Indeed. This is something I could see myself contributing to (or attempting to, anyway), but as soon as I saw Discord+Github, I lost all interest.

Github I can understand to some extent, it's a convenient temporary staying place until they can afford, community-wise, to move to something truly open, but Discord? In this day and age?

  • > but Discord? In this day and age?

    Discord IS the platform of this day and age, what the hell are you talking about? You might not like Discord for whatever reasons, but trying to make it sound outdated or legacy is very weird sounding.

    • I think you maybe taking it in the wrong context.

      There was a hype for discord about 5 years ago for EVERYTHING - discord servers were made for every little thing and there was little to no objection about it.

      But in recent times, I have seen many people complain about the lack of searchability, discussion-thread management, and other stuff in Discord and moving away to forums, especially for software projects. There is definitely a lot more disgruntlement with Discord today, so their statement makes sense.

    • It is the platform of this day and age much like Instagram or Xitter is. Doesn't make it very smart for FOSS projects to be using it for their primary coordination and communication.

  • > but Discord? In this day and age?

    What’s your recommended alternative?

  • Agreed, Discord is a terrible platform and I wish people stopped using it. I expect in the next five years or so it'll undergo a very rapid enshitification and people will start using other things after that, but by then we'll have a decade of lost content.
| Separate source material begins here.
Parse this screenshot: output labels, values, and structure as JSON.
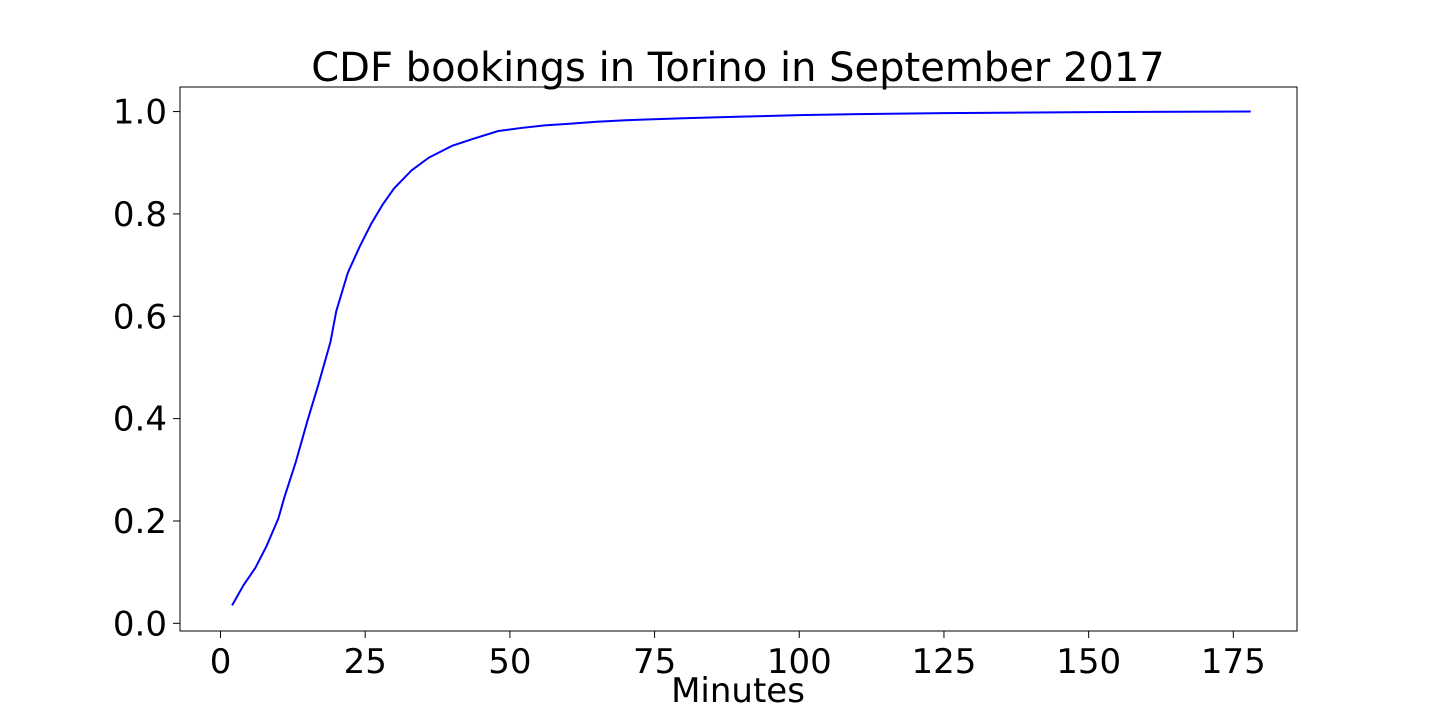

    • Ditto. Discord is fantastic platform to use and I'm a member of so many interesting communities across a range of subjects, but it does seem so very precarious to rely on the company to keep it going as it is.

The guy used to work for Apple at WebKit team.

So he knows that corporations can take open source browsers and make it proprietary.

This seems very important given how KHTML lead to the current near-monoculture in the browser space.